Dans les valises retrouvées de Jean Genet : du cinéma.

Deux valises contenant des documents inédits de Jean Genet vont être rendues publiques. Entretien avec Marguerite Vappereau.

publié en 28 OCTOBRE 2020, dans le numéro HUIT

En avril 1986, quelques jours avant sa mort, l’écrivain Jean Genet confie à Roland Dumas, son avocat rencontré pendant la guerre d’Algérie, deux valises de manuscrits. Un mois plus tard paraît son ultime chef-d’œuvre, Un captif amoureux. Durant trente-quatre ans, ces valises ont dormi dans le secret du cabinet de l’avocat avant que celui-ci ne décide d’en faire don à l’IMEC. Le contenu de ces valises fait l’objet d’un ouvrage ainsi que d’une exposition qui se tiendra à l’IMEC, près de Caen, du 30 octobre 2020 au 31 janvier 2021.
Nous nous sommes entretenu avec l’historienne du cinéma Marguerite Vappereau, auteure d’une thèse sur le cinéma de Jean Genet, qui a eu accès aux contenus cinématographiques de ces valises.

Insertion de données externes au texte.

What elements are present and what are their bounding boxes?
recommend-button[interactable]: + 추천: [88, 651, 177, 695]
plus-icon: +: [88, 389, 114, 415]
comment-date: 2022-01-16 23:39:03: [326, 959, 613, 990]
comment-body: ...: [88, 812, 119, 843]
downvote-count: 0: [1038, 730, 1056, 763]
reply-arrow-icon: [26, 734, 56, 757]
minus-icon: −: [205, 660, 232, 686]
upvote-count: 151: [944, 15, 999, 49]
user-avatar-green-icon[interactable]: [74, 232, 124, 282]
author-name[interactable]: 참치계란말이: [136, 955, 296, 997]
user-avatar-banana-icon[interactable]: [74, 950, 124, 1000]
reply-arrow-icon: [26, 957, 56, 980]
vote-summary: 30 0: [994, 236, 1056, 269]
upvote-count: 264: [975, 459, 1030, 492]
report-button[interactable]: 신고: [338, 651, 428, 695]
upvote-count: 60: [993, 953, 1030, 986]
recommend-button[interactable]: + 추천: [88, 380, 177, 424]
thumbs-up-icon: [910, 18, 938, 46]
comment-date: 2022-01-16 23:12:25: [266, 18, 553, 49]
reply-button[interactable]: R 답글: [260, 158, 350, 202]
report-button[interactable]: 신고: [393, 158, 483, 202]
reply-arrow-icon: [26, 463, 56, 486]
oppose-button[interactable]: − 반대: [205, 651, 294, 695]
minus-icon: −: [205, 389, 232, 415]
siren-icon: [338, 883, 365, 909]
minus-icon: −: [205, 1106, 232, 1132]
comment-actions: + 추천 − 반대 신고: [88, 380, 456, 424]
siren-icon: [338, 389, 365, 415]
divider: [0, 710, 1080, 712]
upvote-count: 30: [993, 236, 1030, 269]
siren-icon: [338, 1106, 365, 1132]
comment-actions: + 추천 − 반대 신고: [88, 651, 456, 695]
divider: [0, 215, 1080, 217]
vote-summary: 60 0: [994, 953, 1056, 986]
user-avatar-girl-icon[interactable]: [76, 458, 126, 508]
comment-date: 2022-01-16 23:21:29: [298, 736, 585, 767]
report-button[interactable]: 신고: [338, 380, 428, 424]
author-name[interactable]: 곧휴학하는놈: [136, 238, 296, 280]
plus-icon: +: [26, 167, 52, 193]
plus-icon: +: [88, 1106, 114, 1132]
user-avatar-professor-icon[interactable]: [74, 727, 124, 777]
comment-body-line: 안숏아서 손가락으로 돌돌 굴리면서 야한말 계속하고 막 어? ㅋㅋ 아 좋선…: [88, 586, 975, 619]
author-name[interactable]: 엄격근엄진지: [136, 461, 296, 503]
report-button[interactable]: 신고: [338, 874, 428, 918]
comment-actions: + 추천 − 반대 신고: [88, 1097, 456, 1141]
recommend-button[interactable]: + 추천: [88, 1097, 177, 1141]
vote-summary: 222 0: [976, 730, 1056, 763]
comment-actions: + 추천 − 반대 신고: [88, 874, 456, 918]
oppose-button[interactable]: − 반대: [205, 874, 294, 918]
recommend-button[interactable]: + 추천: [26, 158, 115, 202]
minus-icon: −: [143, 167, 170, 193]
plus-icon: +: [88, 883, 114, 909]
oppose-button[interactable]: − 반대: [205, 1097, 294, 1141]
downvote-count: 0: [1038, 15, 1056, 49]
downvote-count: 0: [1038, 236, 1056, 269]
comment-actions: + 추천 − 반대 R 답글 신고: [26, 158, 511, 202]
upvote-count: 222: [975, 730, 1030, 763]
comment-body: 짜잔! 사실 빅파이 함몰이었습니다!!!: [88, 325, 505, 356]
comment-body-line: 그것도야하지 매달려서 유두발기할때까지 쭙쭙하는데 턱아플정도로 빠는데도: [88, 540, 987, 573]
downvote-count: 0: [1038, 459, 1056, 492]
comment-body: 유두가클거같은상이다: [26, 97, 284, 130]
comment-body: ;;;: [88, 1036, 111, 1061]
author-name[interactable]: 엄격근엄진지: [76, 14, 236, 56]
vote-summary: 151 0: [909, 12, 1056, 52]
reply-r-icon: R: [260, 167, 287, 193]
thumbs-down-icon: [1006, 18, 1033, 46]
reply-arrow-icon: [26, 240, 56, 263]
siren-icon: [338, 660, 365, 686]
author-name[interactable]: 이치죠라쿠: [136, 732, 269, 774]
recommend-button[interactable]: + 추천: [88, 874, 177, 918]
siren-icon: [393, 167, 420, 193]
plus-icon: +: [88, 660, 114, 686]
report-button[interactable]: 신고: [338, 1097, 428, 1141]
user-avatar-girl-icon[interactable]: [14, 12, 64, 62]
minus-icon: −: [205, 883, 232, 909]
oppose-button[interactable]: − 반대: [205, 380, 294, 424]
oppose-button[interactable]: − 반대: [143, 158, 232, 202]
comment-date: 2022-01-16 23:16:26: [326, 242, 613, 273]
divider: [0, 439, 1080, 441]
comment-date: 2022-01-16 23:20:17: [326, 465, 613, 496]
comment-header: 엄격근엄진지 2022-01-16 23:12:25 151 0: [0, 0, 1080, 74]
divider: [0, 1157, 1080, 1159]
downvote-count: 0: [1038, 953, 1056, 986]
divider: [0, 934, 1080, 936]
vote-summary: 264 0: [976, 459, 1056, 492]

Jean Genet (1910-1986) écrivait pour sortir de prison. Et c’est dans une cellule qu’il rédigea son premier roman, Notre-Dame-des-Fleurs (1944) avec pour personnage principal un travesti nommé Divine, de son mac Mignon-les-Petits-Pieds, et de son colocataire un Africain nommé Seck. Il écrivit d’autres romans dans la foulée : Miracle de la rose, Querelle de Brest, Journal d’un voleur et un recueil de poésie contenant Le condamné à mort, souvent repris en chanson. Ce mauvais garçon fut ensuite adulé par le tout Paris, de Cocteau à Sartre en passant par Giacometti ; ce succès le rendait plutôt méfiant et entrava ses élans de création.
Il réalisa un court-métrage, Un chant d’amour, à partir d’un scénario qu’il a lui-même écrit. Ce sera sa seule aventure cinématographique concrétisée.
A partir des années 1960, Jean Genet consacra sa vie aux combats politiques. Le metteur en scène Antoine Bourseiller dira de lui : "Il a de son enfance gardé une colère terrible contre les institutions, contre la France-même, et de là cette apologie de l’inversion et de la trahison." Il s’engagea dans la lutte contre les prisons, auprès des Black Panthers, soutiendra la Palestine ou encore la Fraction Armée Rouge.
Alors quand on apprend que deux valises comprenant à la fois de la paperasse administrative, des brouillons pour une suite au Captif amoureux ou encore un scénario inédit, on comprend que Jean Genet n’avait pas abandonné l’écriture, elle bouillonnait encore, tenue au secret, attendant son heure.

Entretien

Trou Noir : C’est dans le cadre de ta thèse consacrée aux tentatives cinématographiques de Jean Genet que tu as cherché à accéder aux valises que l’écrivain avait confié à son avocat Roland Dumas. Peux-tu raconter comment s’est passée cette rencontre avec ces documents inédits de Genet, savais-tu déjà ce que tu allais y trouver, et qu’ont-ils apporté à ton travail ?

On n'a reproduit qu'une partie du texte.